紧接着,我们来修改 ingestPlugin.java 文件:
ingestPlugin.java
- package com.liuxg.plugin.ingest;
-
- import org.elasticsearch.ingest.Processor;
- import org.elasticsearch.plugins.IngestPlugin;
- import org.elasticsearch.plugins.Plugin;
- import com.liuxg.ingest.SampleProcessor;
-
- import java.util.Collections;
- import java.util.Map;
-
- public class ingestPlugin extends Plugin implements IngestPlugin {
- @Override
- public Map<String, Processor.Factory> getProcessors(Processor.Parameters parameters) {
- return Collections.singletonMap(SampleProcessor.TYPE, new SampleProcessor.Factory());
- }
- }
上面的代码是用来这次这个 ingest pipeline 的插件的。
再接着下来,我们修改 SampleProcessor.java 文件:
SampleProcessor.java
- package com.liuxg.ingest;
-
- import org.elasticsearch.ingest.AbstractProcessor;
- import org.elasticsearch.ingest.ConfigurationUtils;
- import org.elasticsearch.ingest.IngestDocument;
- import org.elasticsearch.ingest.Processor;
-
- import java.util.Locale;
- import java.util.Map;
-
- public final class SampleProcessor extends AbstractProcessor {
-
- public static final String TYPE = "sample";
-
- private final String field;
- private final String targetField;
- private final String defaultValue;
- private final boolean ignoreMissing;
-
- public SampleProcessor(String tag, String description, String field, String targetField, boolean ignoreMissing, String defaultValue) {
- super(tag, description);
- this.field = field;
- this.targetField = targetField;
- this.ignoreMissing = ignoreMissing;
- this.defaultValue = defaultValue;
- }
-
- String getField() {
- return field;
- }
-
- String getTargetField() {
- return targetField;
- }
-
- String getDefaultField() {
- return defaultValue;
- }
-
- boolean isIgnoreMissing() {
- return ignoreMissing;
- }
-
- @Override
- public IngestDocument execute(IngestDocument document) {
- if (!document.hasField(field, true)) {
- if (ignoreMissing) {
- return document;
- } else {
- throw new IllegalArgumentException("field [" + field + "] not present as part of path [" + field + "]");
- }
- }
- // We fail here if the target field point to an array slot that is out of range.

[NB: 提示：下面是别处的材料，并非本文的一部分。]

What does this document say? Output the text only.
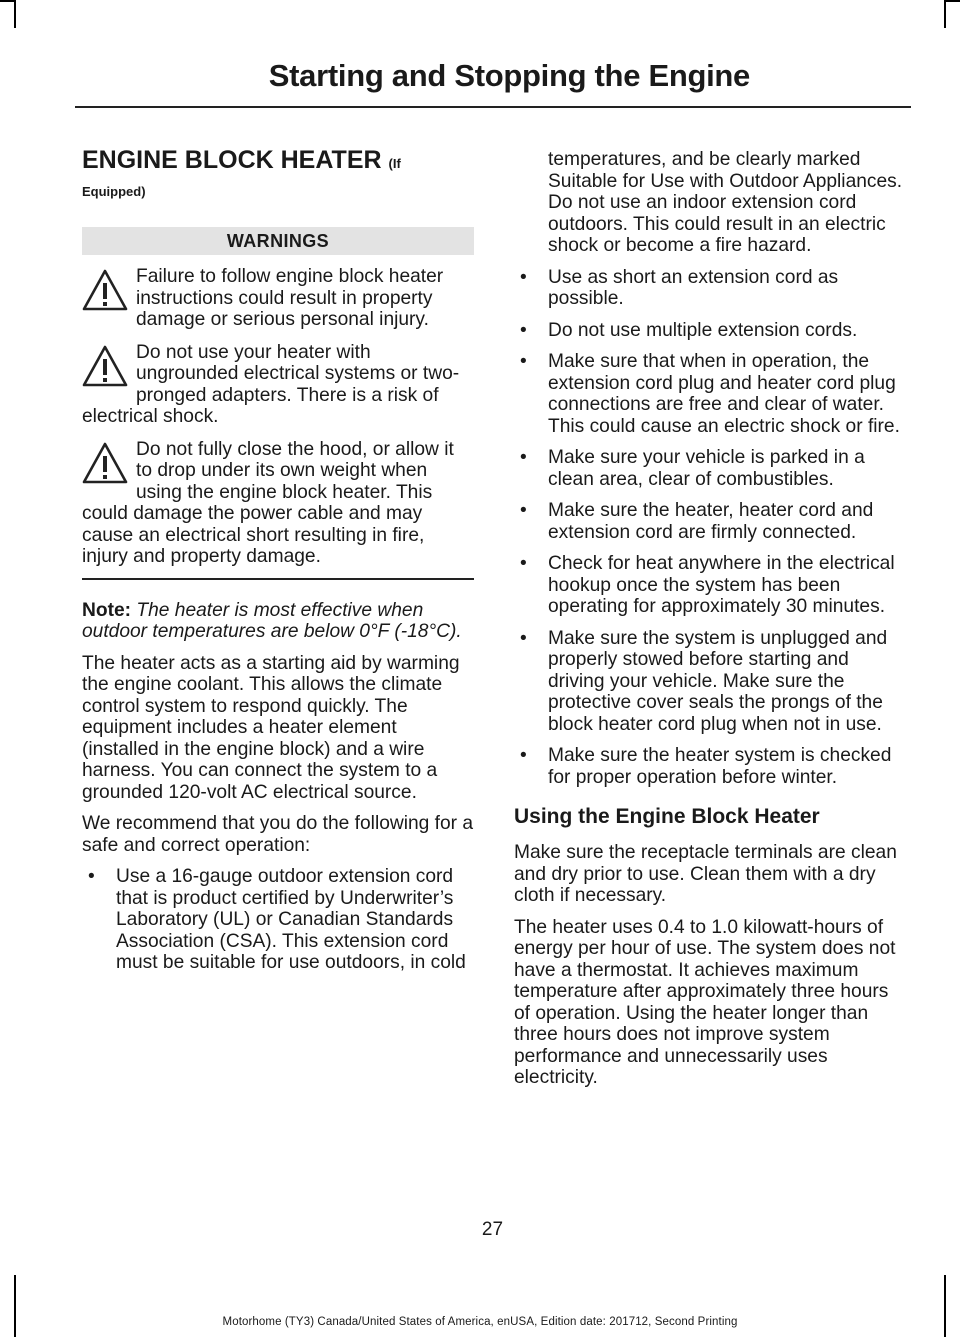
Starting and Stopping the Engine
ENGINE BLOCK HEATER (If
Equipped)
WARNINGS

Failure to follow engine block heater instructions could result in property damage or serious personal injury.

Do not use your heater with ungrounded electrical systems or two-pronged adapters. There is a risk of electrical shock.

Do not fully close the hood, or allow it to drop under its own weight when using the engine block heater. This could damage the power cable and may cause an electrical short resulting in fire, injury and property damage.

Note: The heater is most effective when outdoor temperatures are below 0°F (-18°C).

The heater acts as a starting aid by warming the engine coolant. This allows the climate control system to respond quickly. The equipment includes a heater element (installed in the engine block) and a wire harness. You can connect the system to a grounded 120-volt AC electrical source.

We recommend that you do the following for a safe and correct operation:

• Use a 16-gauge outdoor extension cord that is product certified by Underwriter’s Laboratory (UL) or Canadian Standards Association (CSA). This extension cord must be suitable for use outdoors, in cold
temperatures, and be clearly marked Suitable for Use with Outdoor Appliances. Do not use an indoor extension cord outdoors. This could result in an electric shock or become a fire hazard.
• Use as short an extension cord as possible.
• Do not use multiple extension cords.
• Make sure that when in operation, the extension cord plug and heater cord plug connections are free and clear of water. This could cause an electric shock or fire.
• Make sure your vehicle is parked in a clean area, clear of combustibles.
• Make sure the heater, heater cord and extension cord are firmly connected.
• Check for heat anywhere in the electrical hookup once the system has been operating for approximately 30 minutes.
• Make sure the system is unplugged and properly stowed before starting and driving your vehicle. Make sure the protective cover seals the prongs of the block heater cord plug when not in use.
• Make sure the heater system is checked for proper operation before winter.
Using the Engine Block Heater

Make sure the receptacle terminals are clean and dry prior to use. Clean them with a dry cloth if necessary.

The heater uses 0.4 to 1.0 kilowatt-hours of energy per hour of use. The system does not have a thermostat. It achieves maximum temperature after approximately three hours of operation. Using the heater longer than three hours does not improve system performance and unnecessarily uses electricity.

27
Motorhome (TY3) Canada/United States of America, enUSA, Edition date: 201712, Second Printing
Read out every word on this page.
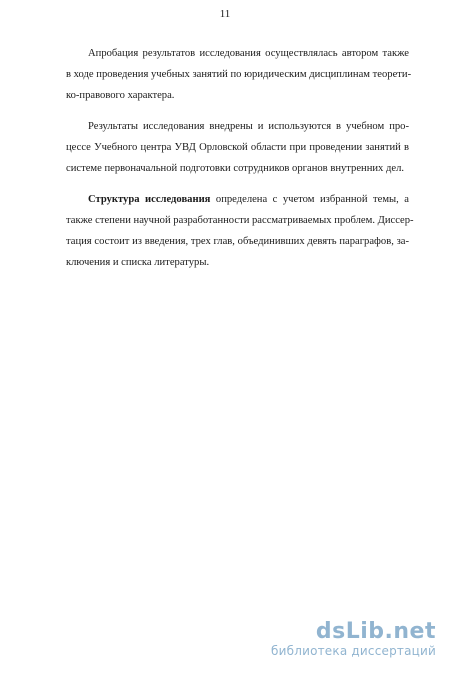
11
Апробация результатов исследования осуществлялась автором также
в ходе проведения учебных занятий по юридическим дисциплинам теорети-
ко-правового характера.
Результаты исследования внедрены и используются в учебном про-
цессе Учебного центра УВД Орловской области при проведении занятий в
системе первоначальной подготовки сотрудников органов внутренних дел.
Структура исследования определена с учетом избранной темы, а
также степени научной разработанности рассматриваемых проблем. Диссер-
тация состоит из введения, трех глав, объединивших девять параграфов, за-
ключения и списка литературы.
dsLib.net
библиотека диссертаций
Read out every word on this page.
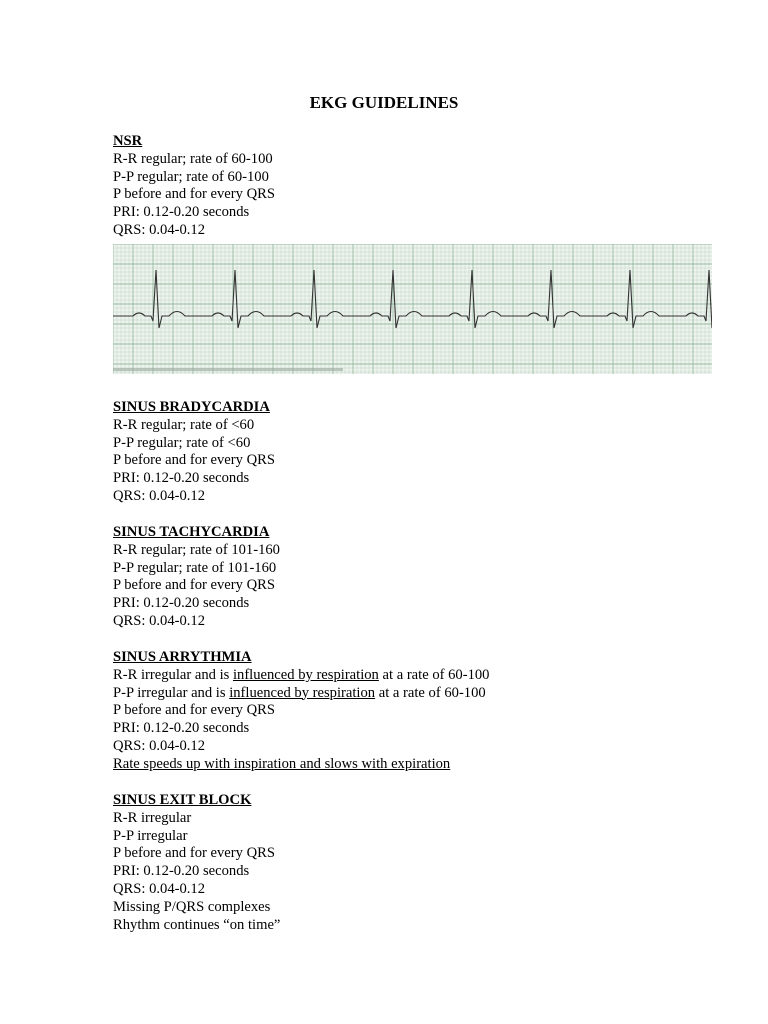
EKG GUIDELINES
NSR
R-R regular; rate of 60-100
P-P regular; rate of 60-100
P before and for every QRS
PRI: 0.12-0.20 seconds
QRS: 0.04-0.12
SINUS BRADYCARDIA
R-R regular; rate of <60
P-P regular; rate of <60
P before and for every QRS
PRI: 0.12-0.20 seconds
QRS: 0.04-0.12
SINUS TACHYCARDIA
R-R regular; rate of 101-160
P-P regular; rate of 101-160
P before and for every QRS
PRI: 0.12-0.20 seconds
QRS: 0.04-0.12
SINUS ARRYTHMIA
R-R irregular and is influenced by respiration at a rate of 60-100
P-P irregular and is influenced by respiration at a rate of 60-100
P before and for every QRS
PRI: 0.12-0.20 seconds
QRS: 0.04-0.12
Rate speeds up with inspiration and slows with expiration
SINUS EXIT BLOCK
R-R irregular
P-P irregular
P before and for every QRS
PRI: 0.12-0.20 seconds
QRS: 0.04-0.12
Missing P/QRS complexes
Rhythm continues “on time”
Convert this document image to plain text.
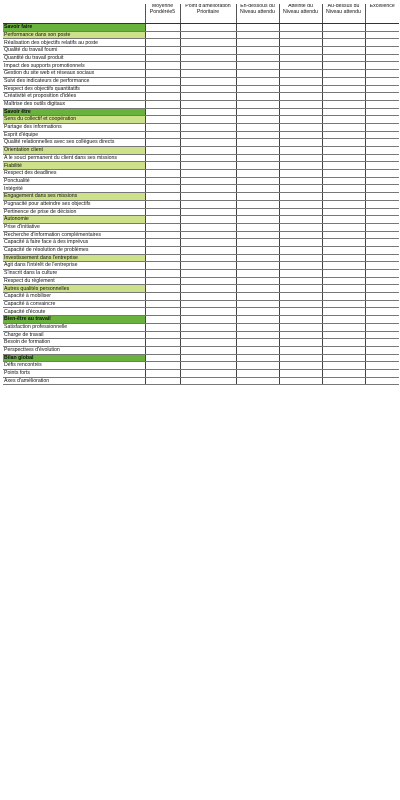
	Moyenne Pondérée5	Point d'amélioration Prioritaire	En-dessous du Niveau attendu	Atteinte du Niveau attendu	Au-dessus du Niveau attendu	Excellence
Savoir faire						
Performance dans son poste						
Réalisation des objectifs relatifs au poste						
Qualité du travail fourni						
Quantité du travail produit						
Impact des supports promotionnels						
Gestion du site web et réseaux sociaux						
Suivi des indicateurs de performance						
Respect des objectifs quantitatifs						
Créativité et proposition d'idées						
Maîtrise des outils digitaux						
Savoir être						
Sens du collectif et coopération						
Partage des informations						
Esprit d'équipe						
Qualité relationnelles avec ses collègues directs						
Orientation client						
A le souci permanent du client dans ses missions						
Fiabilité						
Respect des deadlines						
Ponctualité						
Intégrité						
Engagement dans ses missions						
Pugnacité pour atteindre ses objectifs						
Pertinence de prise de décision						
Autonomie						
Prise d'initiative						
Recherche d'information complémentaires						
Capacité à faire face à des imprévus						
Capacité de résolution de problèmes						
Investissement dans l'entreprise						
Agit dans l'intérêt de l'entreprise						
S'inscrit dans la culture						
Respect du règlement						
Autres qualités personnelles						
Capacité à mobiliser						
Capacité à convaincre						
Capacité d'écoute						
Bien-être au travail						
Satisfaction professionnelle						
Charge de travail						
Besoin de formation						
Perspectives d'évolution						
Bilan global						
Défis rencontrés						
Points forts						
Axes d'amélioration						
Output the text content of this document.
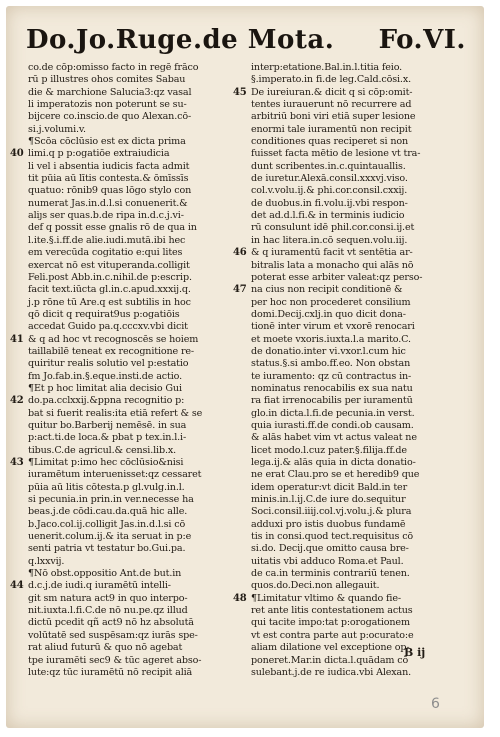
Do.Jo.Ruge.de Mota. Fo.VI.
co.de cōp:omisso facto in regē frāco
rū p illustres ohos comites Sabau
die & marchione Salucia3:qz vasal
li imperatozis non poterunt se su-
bijcere co.inscio.de quo Alexan.cō-
si.j.volumi.v.
¶Scōa cōclūsio est ex dicta prima
40 limi.q p p:ogatiōe extraiudicia
li vel i absentia iudicis facta admit
tit pūia aū lītis contesta.& ōmīssīs
quatuo: rōnib9 quas lōgo stylo con
numerat Jas.in.d.l.si conuenerit.&
aliȷs ser quas.b.de ripa in.d.c.j.vi-
def q possit esse gnalis rō de qua in
l.ite.§.i.ff.de alie.iudi.mutā.ibi hec
em verecūda cogitatio e:qui lites
exercat nō est vituperanda.colligit
Feli.post Abb.in.c.nihil.de p:escrip.
facit text.iūcta gl.in.c.apud.xxxij.q.
j.p rōne tū Are.q est subtilis in hoc
qō dicit q requirat9us p:ogatiōis
accedat Guido pa.q.cccxv.vbi dicit
41 & q ad hoc vt recognoscēs se hoiem
taillabilē teneat ex recognitione re-
quiritur realis solutio vel p:estatio
fm Jo.fab.in.§.eque.insti.de actio.
¶Et p hoc limitat alia decisio Gui
42 do.pa.cclxxij.&ppna recognitio p:
bat si fuerit realis:ita etiā refert & se
quitur bo.Barberij nemēsē. in sua
p:act.ti.de loca.& pbat p tex.in.l.i-
tibus.C.de agricul.& censi.lib.x.
43 ¶Limitat p:imo hec cōclūsio&nisi
iuramētum interuenisset:qz cessaret
pūia aū litis cōtesta.p gl.vulg.in.l.
si pecunia.in prin.in ver.necesse ha
beas.j.de cōdi.cau.da.quā hic alle.
b.Jaco.col.ij.colligit Jas.in.d.l.si cō
uenerit.colum.ij.& ita seruat in p:e
senti patria vt testatur bo.Gui.pa.
q.lxxvij.
¶Nō obst.oppositio Ant.de but.in
44 d.c.j.de iudi.q iuramētū intelli-
git sm natura act9 in quo interpo-
nit.iuxta.l.fi.C.de nō nu.pe.qz illud
dictū pcedit qñ act9 nō hz absolutā
volūtatē sed suspēsam:qz iurās spe-
rat aliud futurū & quo nō agebat
tpe iuramēti sec9 & tūc ageret abso-
lute:qz tūc iuramētū nō recipit aliā
interp:etatione.Bal.in.l.titia feio.
§.imperato.in fi.de leg.Cald.cōsi.x.
45 De iureiuran.& dicit q si cōp:omit-
tentes iurauerunt nō recurrere ad
arbitriū boni viri etiā super lesione
enormi tale iuramentū non recipit
conditiones quas reciperet si non
fuisset facta mētio de lesione vt tra-
dunt scribentes.in.c.quintauallis.
de iuretur.Alexā.consil.xxxvj.viso.
col.v.volu.ij.& phi.cor.consil.cxxij.
de duobus.in fi.volu.ij.vbi respon-
det ad.d.l.fi.& in terminis iudicio
rū consulunt idē phil.cor.consi.ij.et
in hac litera.in.cō sequen.volu.iij.
46 & q iuramentū facit vt sentētia ar-
bitralis lata a monacho qui alās nō
poterat esse arbiter valeat:qz perso-
47 na cius non recipit conditionē &
per hoc non procederet consilium
domi.Decij.cxlj.in quo dicit dona-
tionē inter virum et vxorē renocari
et moete vxoris.iuxta.l.a marito.C.
de donatio.inter vi.vxor.l.cum hic
status.§.si ambo.ff.eo. Non obstan
te iuramento: qz cū contractus in-
nominatus renocabilis ex sua natu
ra fiat irrenocabilis per iuramentū
glo.in dicta.l.fi.de pecunia.in verst.
quia iurasti.ff.de condi.ob causam.
& alās habet vim vt actus valeat ne
licet modo.l.cuz pater.§.filija.ff.de
lega.ij.& alās quia in dicta donatio-
ne erat Clau.pro se et heredib9 que
idem operatur:vt dicit Bald.in ter
minis.in.l.ij.C.de iure do.sequitur
Soci.consil.iiij.col.vj.volu.j.& plura
adduxi pro istis duobus fundamē
tis in consi.quod tect.requisitus cō
si.do. Decij.que omitto causa bre-
uitatis vbi adduco Roma.et Paul.
de ca.in terminis contrariū tenen.
quos.do.Deci.non allegauit.
48 ¶Limitatur vltimo & quando fie-
ret ante litis contestationem actus
qui tacite impo:tat p:orogationem
vt est contra parte aut p:ocurato:e
aliam dilatione vel exceptione op-
poneret.Mar.in dicta.l.quādam cō
sulebant.j.de re iudica.vbi Alexan.
B ij
6
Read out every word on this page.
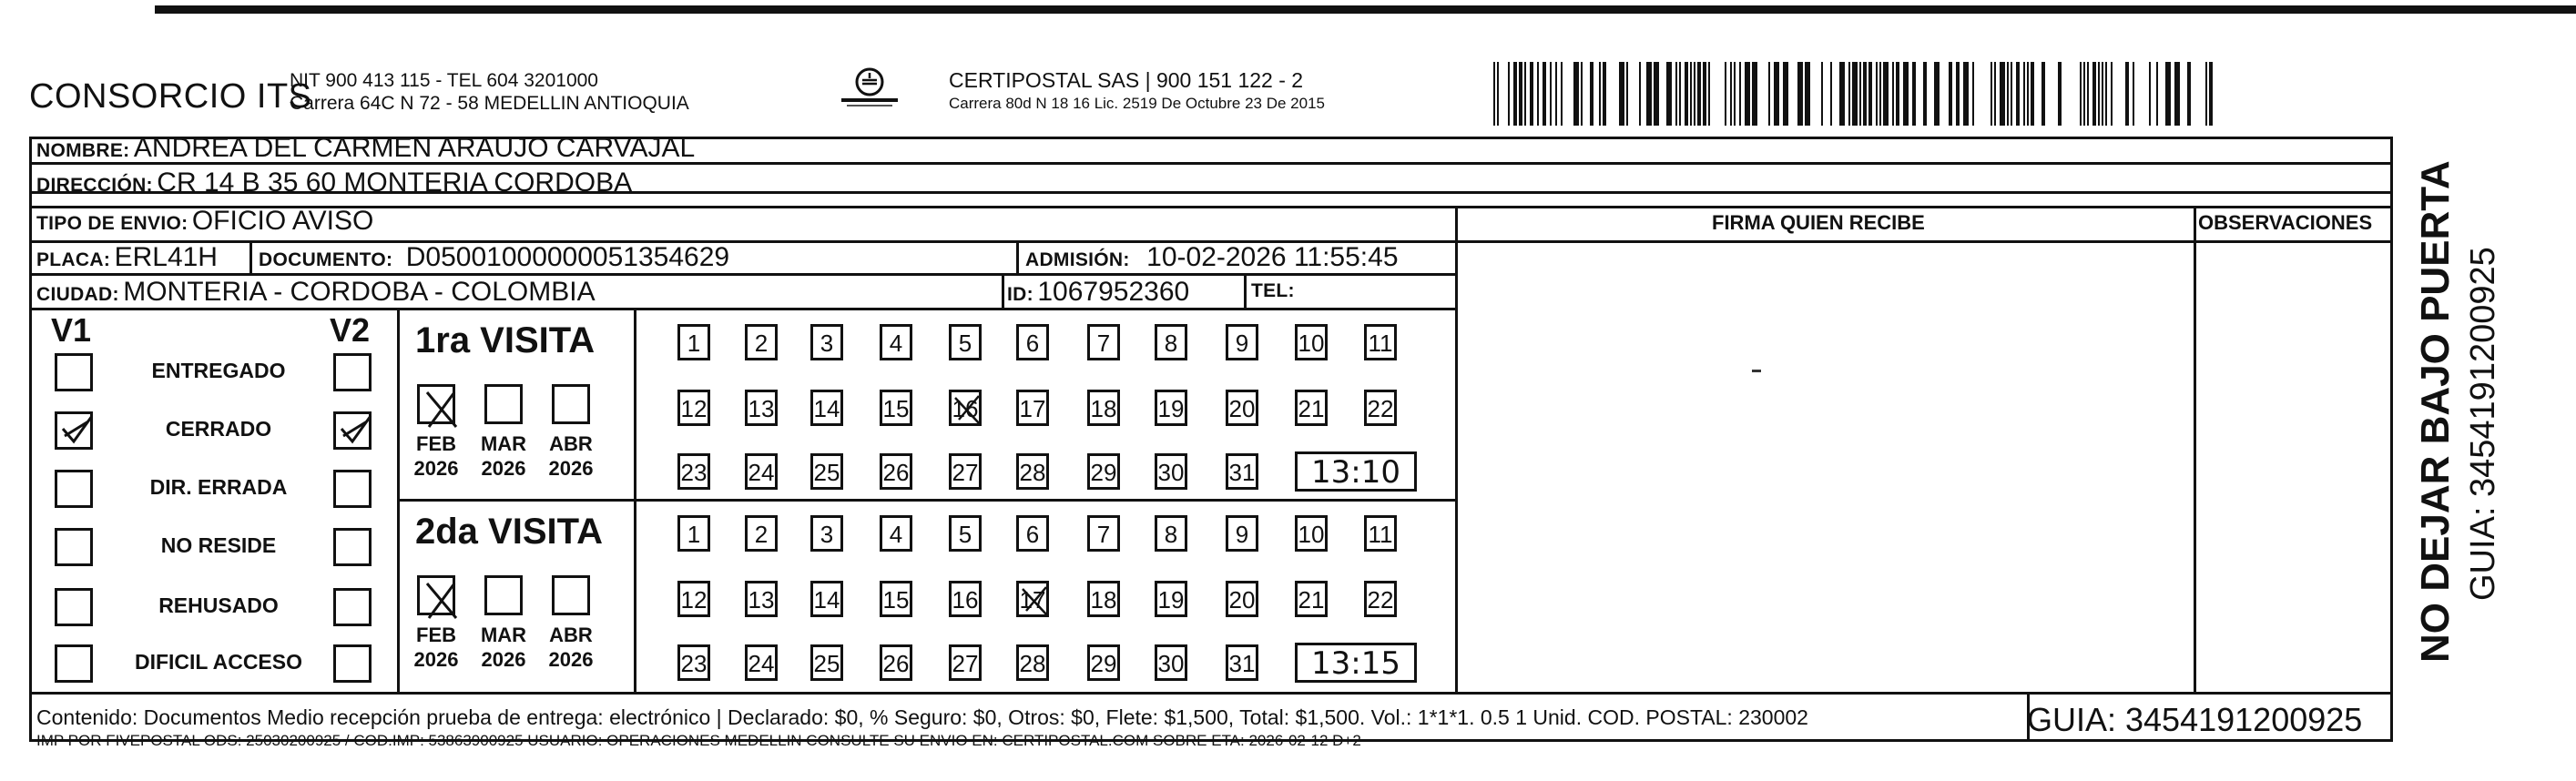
CONSORCIO ITS
NIT 900 413 115 - TEL 604 3201000
Carrera 64C N 72 - 58 MEDELLIN ANTIOQUIA
CERTIPOSTAL SAS | 900 151 122 - 2
Carrera 80d N 18 16 Lic. 2519 De Octubre 23 De 2015
NOMBRE: ANDREA DEL CARMEN ARAUJO CARVAJAL
DIRECCIÓN: CR 14 B 35 60 MONTERIA CORDOBA
TIPO DE ENVIO: OFICIO AVISO	FIRMA QUIEN RECIBE	OBSERVACIONES
PLACA: ERL41H DOCUMENTO: D05001000000051354629	ADMISIÓN: 10-02-2026 11:55:45
CIUDAD: MONTERIA - CORDOBA - COLOMBIA	ID: 1067952360	TEL:
V1	V2
ENTREGADO
CERRADO
DIR. ERRADA
NO RESIDE
REHUSADO
DIFICIL ACCESO
1ra VISITA
FEB
2026
MAR
2026
ABR
2026
1	2	3	4	5	6	7	8	9	10 11
12 13 14 15 16 17 18 19 20 21 22
23 24 25 26 27 28 29 30 31	13:10
2da VISITA
FEB
2026
MAR
2026
ABR
2026
1	2	3	4	5	6	7	8	9	10 11
12 13 14 15 16 17 18 19 20 21 22
23 24 25 26 27 28 29 30 31	13:15
Contenido: Documentos Medio recepción prueba de entrega: electrónico | Declarado: $0, % Seguro: $0, Otros: $0, Flete: $1,500, Total: $1,500. Vol.: 1*1*1. 0.5 1 Unid. COD. POSTAL: 230002
IMP POR FIVEPOSTAL ODS: 25030200925 / COD.IMP: 53863900925 USUARIO: OPERACIONES MEDELLIN CONSULTE SU ENVIO EN: CERTIPOSTAL.COM SOBRE ETA: 2026-02-12 D+2
GUIA: 3454191200925
NO DEJAR BAJO PUERTA GUIA: 3454191200925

- // If we didn't do this then we would fail if we set the value in the target_field
- // and then on failure processors would not see that value we tried to rename as we already
- // removed it.
- if (document.hasField(targetField, true)) {
- throw new IllegalArgumentException("field [" + targetField + "] already exists");
- }
-
- Object value = document.getFieldValue(field, Object.class);
- if( value!=null && value instanceof String ) {
- String myValue=value.toString().trim();
- if(myValue.length()>1){
- try {
- document.setFieldValue(targetField, myValue.substring(0,1).toLowerCase(Locale.getDefault()));
- } catch (Exception e) {
- // setting the value back to the original field shouldn't as we just fetched it from that field:
- document.setFieldValue(field, value);
- throw e;
- }
- }
- }
- return document;
- }
-
- @Override
- public String getType() {
- return TYPE;
- }
-
- public static final class Factory implements Processor.Factory {
- @Override
- public Processor create(Map<String, Processor.Factory> processorFactories, String tag, String description, Map<String, Object> config) throws Exception {
- String field = ConfigurationUtils.readStringProperty(TYPE, tag, config, "field");
- String targetField = ConfigurationUtils.readStringProperty(TYPE, tag,
- config, "target_field");
- String defaultValue = ConfigurationUtils.readOptionalStringProperty(TYPE, tag,
- config, "defaultValue");
- boolean ignoreMissing = ConfigurationUtils.readBooleanProperty(TYPE, tag,
- config, "ignore_missing", false);
- return new SampleProcessor(tag, description, field, targetField, ignoreMissing, defaultValue);
- }
- }
- }
在上面,我们定义了该处理器的名字为 sample。我们将在下面的测试中进行使用。上面的实现使得我们提取一个字段的首字母,并放置于一个自定义的字段中去。我们将在下面的测试中进行展示。
我们在项目的根目录下使人如下的命令来进行编译:
mvn clean install
- $ pwd
- /Users/liuxg/java/plugins/elasticsearch-plugin
- $ mvn clean install
- [INFO] Scanning for projects...
- [INFO]
- [INFO] -------------------< com.liuxg:elasticsearch-plugin >-------------------
- [INFO] Building elasticsearch-plugin 1.0-SNAPSHOT
- [INFO] --------------------------------[ jar ]---------------------------------
- [INFO]
- [INFO] --- maven-clean-plugin:2.5:clean (default-clean) @ elasticsearch-plugin ---
- [INFO]
- [INFO] --- maven-resources-plugin:2.6:resources (default-resources) @ elasticsearch-plugin ---
- [WARNING] Using platform encoding (UTF-8 actually) to copy filtered resources, i.e. build is platform dependent!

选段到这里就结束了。